A adaptação musical do clássico de Victor Hugo por Alain Boublil e Claude-Michel Schönberg anda há anos a tentar dar o passo para o grande écrã, a “última fronteira” para uma das obras mais icónicas do teatro musical recente. Agora que aconteceu, o êxito comercial parece estar à mão de semear e já se fala em nomeações para os Óscares - o que, se não é surpreendente (Hollywood adora números de actores “fora da sua zona de conforto”), é no mínimo de lamentar. Os Miseráveis pode ter reunido um elenco de prestígio, uma produção luxuosa, até um realizador com consciência do material que tem em mãos. Mas o que daqui sai é um equívoco de todo o tamanho, cheio de fogo de vista para encher o olho, a tapar a mediocridade inexplicável de um libreto que reduz a obra de Victor Hugo a uma telenovela mexicana e de uma partitura interminável que se percorre em busca de uma melodia que fique no ouvido (não há).
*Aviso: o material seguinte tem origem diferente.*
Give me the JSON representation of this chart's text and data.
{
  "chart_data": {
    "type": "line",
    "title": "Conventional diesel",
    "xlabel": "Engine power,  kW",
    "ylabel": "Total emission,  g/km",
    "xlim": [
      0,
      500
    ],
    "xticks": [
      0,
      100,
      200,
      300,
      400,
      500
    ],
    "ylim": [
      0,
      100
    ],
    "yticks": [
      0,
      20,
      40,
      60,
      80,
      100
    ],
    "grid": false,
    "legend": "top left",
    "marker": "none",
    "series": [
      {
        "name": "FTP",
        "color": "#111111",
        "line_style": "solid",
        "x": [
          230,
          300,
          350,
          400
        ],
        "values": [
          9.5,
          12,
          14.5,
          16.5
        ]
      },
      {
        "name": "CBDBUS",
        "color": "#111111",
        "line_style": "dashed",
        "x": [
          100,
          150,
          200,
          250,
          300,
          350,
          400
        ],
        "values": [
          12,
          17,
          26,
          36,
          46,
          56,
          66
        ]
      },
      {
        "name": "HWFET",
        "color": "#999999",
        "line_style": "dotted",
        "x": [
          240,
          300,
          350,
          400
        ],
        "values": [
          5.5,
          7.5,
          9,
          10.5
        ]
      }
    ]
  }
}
Ciente que nada há de subtil ou de pungente numa história que carrega a traço grosso no melodrama da desgraçadinha, Tom Hooper (O Discurso do Rei) não teve medo e vai atrás: insiste para que sejam os próprios actores a cantar (o que fazem dignamente), filma tudo com um frenesi de filme de acção (câmara à mão e gruas loucas à Amália para a frente e para trás), mostra o dinheiro todo que tem. O elenco entrega-se, sim, mas não pode fazer milagres com personagens mais lisas que uma folha de papel (o Javert de Russell Crowe é exemplar dessa inexistência). A dimensão social do romance, dos desgraçados da vida que lutam contra tudo e todos por um futuro melhor, é completamente afogada por trás das histórias românticas do condenado que refaz a vida a pulso e do romance entre a sua afilhada e o revolucionário fervoroso.
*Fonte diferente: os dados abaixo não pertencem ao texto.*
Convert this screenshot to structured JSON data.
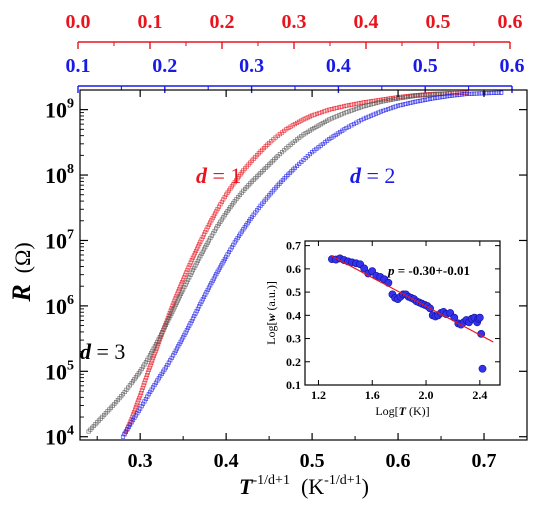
{
  "chart_data": [
    {
      "type": "scatter",
      "id": "main",
      "xlabel": {
        "base": "T",
        "exp": "-1/d+1",
        "unit_open": "(K",
        "unit_exp": "-1/d+1",
        "unit_close": ")"
      },
      "ylabel": {
        "var": "R",
        "unit": "(Ω)"
      },
      "xlim": [
        0.23,
        0.75
      ],
      "ylim_log10": [
        3.95,
        9.3
      ],
      "yscale": "log",
      "x_ticks": [
        "0.3",
        "0.4",
        "0.5",
        "0.6",
        "0.7"
      ],
      "x_tick_values": [
        0.3,
        0.4,
        0.5,
        0.6,
        0.7
      ],
      "y_ticks": [
        {
          "base": "10",
          "exp": "4",
          "value": 4
        },
        {
          "base": "10",
          "exp": "5",
          "value": 5
        },
        {
          "base": "10",
          "exp": "6",
          "value": 6
        },
        {
          "base": "10",
          "exp": "7",
          "value": 7
        },
        {
          "base": "10",
          "exp": "8",
          "value": 8
        },
        {
          "base": "10",
          "exp": "9",
          "value": 9
        }
      ],
      "top_axes": [
        {
          "color": "#e8141e",
          "lim": [
            0.0,
            0.6
          ],
          "ticks": [
            "0.0",
            "0.1",
            "0.2",
            "0.3",
            "0.4",
            "0.5",
            "0.6"
          ],
          "tick_values": [
            0.0,
            0.1,
            0.2,
            0.3,
            0.4,
            0.5,
            0.6
          ]
        },
        {
          "color": "#1a1ae8",
          "lim": [
            0.1,
            0.6
          ],
          "ticks": [
            "0.1",
            "0.2",
            "0.3",
            "0.4",
            "0.5",
            "0.6"
          ],
          "tick_values": [
            0.1,
            0.2,
            0.3,
            0.4,
            0.5,
            0.6
          ]
        }
      ],
      "series": [
        {
          "color": "#e8141e",
          "label": {
            "var": "d",
            "text": " = 1"
          },
          "points": [
            [
              0.282,
              4.05
            ],
            [
              0.285,
              4.12
            ],
            [
              0.29,
              4.27
            ],
            [
              0.3,
              4.63
            ],
            [
              0.31,
              5.02
            ],
            [
              0.32,
              5.38
            ],
            [
              0.33,
              5.74
            ],
            [
              0.34,
              6.08
            ],
            [
              0.35,
              6.4
            ],
            [
              0.36,
              6.7
            ],
            [
              0.37,
              6.98
            ],
            [
              0.38,
              7.24
            ],
            [
              0.39,
              7.48
            ],
            [
              0.4,
              7.7
            ],
            [
              0.41,
              7.89
            ],
            [
              0.42,
              8.07
            ],
            [
              0.43,
              8.22
            ],
            [
              0.44,
              8.36
            ],
            [
              0.45,
              8.49
            ],
            [
              0.46,
              8.6
            ],
            [
              0.47,
              8.7
            ],
            [
              0.48,
              8.78
            ],
            [
              0.49,
              8.85
            ],
            [
              0.5,
              8.91
            ],
            [
              0.52,
              9.0
            ],
            [
              0.54,
              9.06
            ],
            [
              0.56,
              9.11
            ],
            [
              0.58,
              9.15
            ],
            [
              0.6,
              9.19
            ],
            [
              0.62,
              9.22
            ],
            [
              0.64,
              9.24
            ],
            [
              0.66,
              9.25
            ],
            [
              0.68,
              9.26
            ]
          ]
        },
        {
          "color": "#555555",
          "label": {
            "var": "d",
            "text": " = 3"
          },
          "points": [
            [
              0.24,
              4.08
            ],
            [
              0.25,
              4.22
            ],
            [
              0.26,
              4.36
            ],
            [
              0.27,
              4.5
            ],
            [
              0.28,
              4.65
            ],
            [
              0.29,
              4.82
            ],
            [
              0.3,
              5.0
            ],
            [
              0.31,
              5.21
            ],
            [
              0.32,
              5.45
            ],
            [
              0.33,
              5.71
            ],
            [
              0.34,
              5.98
            ],
            [
              0.35,
              6.25
            ],
            [
              0.36,
              6.51
            ],
            [
              0.37,
              6.76
            ],
            [
              0.38,
              7.0
            ],
            [
              0.39,
              7.22
            ],
            [
              0.4,
              7.42
            ],
            [
              0.41,
              7.6
            ],
            [
              0.42,
              7.76
            ],
            [
              0.43,
              7.9
            ],
            [
              0.44,
              8.03
            ],
            [
              0.45,
              8.16
            ],
            [
              0.46,
              8.29
            ],
            [
              0.47,
              8.41
            ],
            [
              0.48,
              8.52
            ],
            [
              0.49,
              8.62
            ],
            [
              0.5,
              8.7
            ],
            [
              0.52,
              8.85
            ],
            [
              0.54,
              8.96
            ],
            [
              0.56,
              9.05
            ],
            [
              0.58,
              9.12
            ],
            [
              0.6,
              9.17
            ],
            [
              0.62,
              9.21
            ],
            [
              0.64,
              9.23
            ],
            [
              0.66,
              9.25
            ]
          ]
        },
        {
          "color": "#1a1ae8",
          "label": {
            "var": "d",
            "text": " = 2"
          },
          "points": [
            [
              0.28,
              4.0
            ],
            [
              0.29,
              4.22
            ],
            [
              0.3,
              4.43
            ],
            [
              0.31,
              4.65
            ],
            [
              0.32,
              4.86
            ],
            [
              0.33,
              5.06
            ],
            [
              0.34,
              5.28
            ],
            [
              0.35,
              5.52
            ],
            [
              0.36,
              5.77
            ],
            [
              0.37,
              6.03
            ],
            [
              0.38,
              6.28
            ],
            [
              0.39,
              6.52
            ],
            [
              0.4,
              6.75
            ],
            [
              0.41,
              6.97
            ],
            [
              0.42,
              7.17
            ],
            [
              0.43,
              7.36
            ],
            [
              0.44,
              7.53
            ],
            [
              0.45,
              7.69
            ],
            [
              0.46,
              7.84
            ],
            [
              0.47,
              7.98
            ],
            [
              0.48,
              8.11
            ],
            [
              0.49,
              8.23
            ],
            [
              0.5,
              8.35
            ],
            [
              0.52,
              8.55
            ],
            [
              0.54,
              8.72
            ],
            [
              0.56,
              8.86
            ],
            [
              0.58,
              8.97
            ],
            [
              0.6,
              9.06
            ],
            [
              0.62,
              9.12
            ],
            [
              0.64,
              9.17
            ],
            [
              0.66,
              9.21
            ],
            [
              0.68,
              9.24
            ],
            [
              0.7,
              9.25
            ],
            [
              0.72,
              9.26
            ]
          ]
        }
      ]
    },
    {
      "type": "scatter",
      "id": "inset",
      "xlabel": {
        "pre": "Log[",
        "var": "T",
        "post": " (K)]"
      },
      "ylabel": {
        "pre": "Log[",
        "var": "w",
        "post": " (a.u.)]"
      },
      "xlim": [
        1.1,
        2.55
      ],
      "ylim": [
        0.1,
        0.72
      ],
      "x_ticks": [
        "1.2",
        "1.6",
        "2.0",
        "2.4"
      ],
      "x_tick_values": [
        1.2,
        1.6,
        2.0,
        2.4
      ],
      "y_ticks": [
        "0.1",
        "0.2",
        "0.3",
        "0.4",
        "0.5",
        "0.6",
        "0.7"
      ],
      "y_tick_values": [
        0.1,
        0.2,
        0.3,
        0.4,
        0.5,
        0.6,
        0.7
      ],
      "annotation": {
        "var": "p",
        "text": " = -0.30+-0.01"
      },
      "fit_line": {
        "color": "#e8141e",
        "x": [
          1.3,
          2.5
        ],
        "y": [
          0.655,
          0.285
        ]
      },
      "points": [
        [
          1.3,
          0.642
        ],
        [
          1.33,
          0.64
        ],
        [
          1.36,
          0.645
        ],
        [
          1.39,
          0.638
        ],
        [
          1.42,
          0.632
        ],
        [
          1.45,
          0.628
        ],
        [
          1.48,
          0.624
        ],
        [
          1.51,
          0.62
        ],
        [
          1.54,
          0.602
        ],
        [
          1.57,
          0.58
        ],
        [
          1.6,
          0.59
        ],
        [
          1.63,
          0.57
        ],
        [
          1.66,
          0.565
        ],
        [
          1.69,
          0.555
        ],
        [
          1.72,
          0.54
        ],
        [
          1.75,
          0.49
        ],
        [
          1.77,
          0.475
        ],
        [
          1.79,
          0.47
        ],
        [
          1.81,
          0.48
        ],
        [
          1.83,
          0.49
        ],
        [
          1.85,
          0.49
        ],
        [
          1.87,
          0.48
        ],
        [
          1.89,
          0.475
        ],
        [
          1.91,
          0.47
        ],
        [
          1.93,
          0.46
        ],
        [
          1.95,
          0.455
        ],
        [
          1.97,
          0.45
        ],
        [
          1.99,
          0.445
        ],
        [
          2.01,
          0.44
        ],
        [
          2.03,
          0.43
        ],
        [
          2.05,
          0.4
        ],
        [
          2.07,
          0.395
        ],
        [
          2.09,
          0.4
        ],
        [
          2.11,
          0.41
        ],
        [
          2.13,
          0.415
        ],
        [
          2.15,
          0.405
        ],
        [
          2.18,
          0.41
        ],
        [
          2.21,
          0.39
        ],
        [
          2.24,
          0.365
        ],
        [
          2.26,
          0.36
        ],
        [
          2.28,
          0.37
        ],
        [
          2.3,
          0.38
        ],
        [
          2.32,
          0.37
        ],
        [
          2.34,
          0.385
        ],
        [
          2.36,
          0.39
        ],
        [
          2.38,
          0.37
        ],
        [
          2.39,
          0.385
        ],
        [
          2.4,
          0.39
        ],
        [
          2.41,
          0.32
        ],
        [
          2.42,
          0.17
        ]
      ]
    }
  ]
}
Nada contra os lugares-comuns: muitos musicais de sucesso acreditam neles, e Os Miseráveis entrega-se-lhes de alma e coração, com Hooper, sabendo que não se pode filmar um musical “como no antigamente”, a tentar que a estilização que o palco força resulte enquadrada pelo realismo “teatral” de cenários e figurinos. Mas o cineasta britânico estampa-se ao comprido nessa aspiração à grandiosidade tão excessiva que tomba no patético, ou no interminável assalto audiovisual de música non-stop e climaxes atrás de climaxes; é tudo sisudo, patudo, histérico, pretensioso, manietado por um material de origem que já de si não devia nada à subtileza e que, ampliado para grande écrã, põe a nu todas as suas fragilidades. Por pior que seja (e é francamente mau, apesar do inexcedível profissionalismo de quem o fez) Os Miseráveis tem tudo para ser um sucesso, sobretudo junto daqueles que nunca foram expostos ao musical clássico (em palco ou no cinema). Mas apenas confirma que o único objecto a saber realmente pensar o género nos últimos anos foi o Moulin Rouge! de Baz Luhrmann.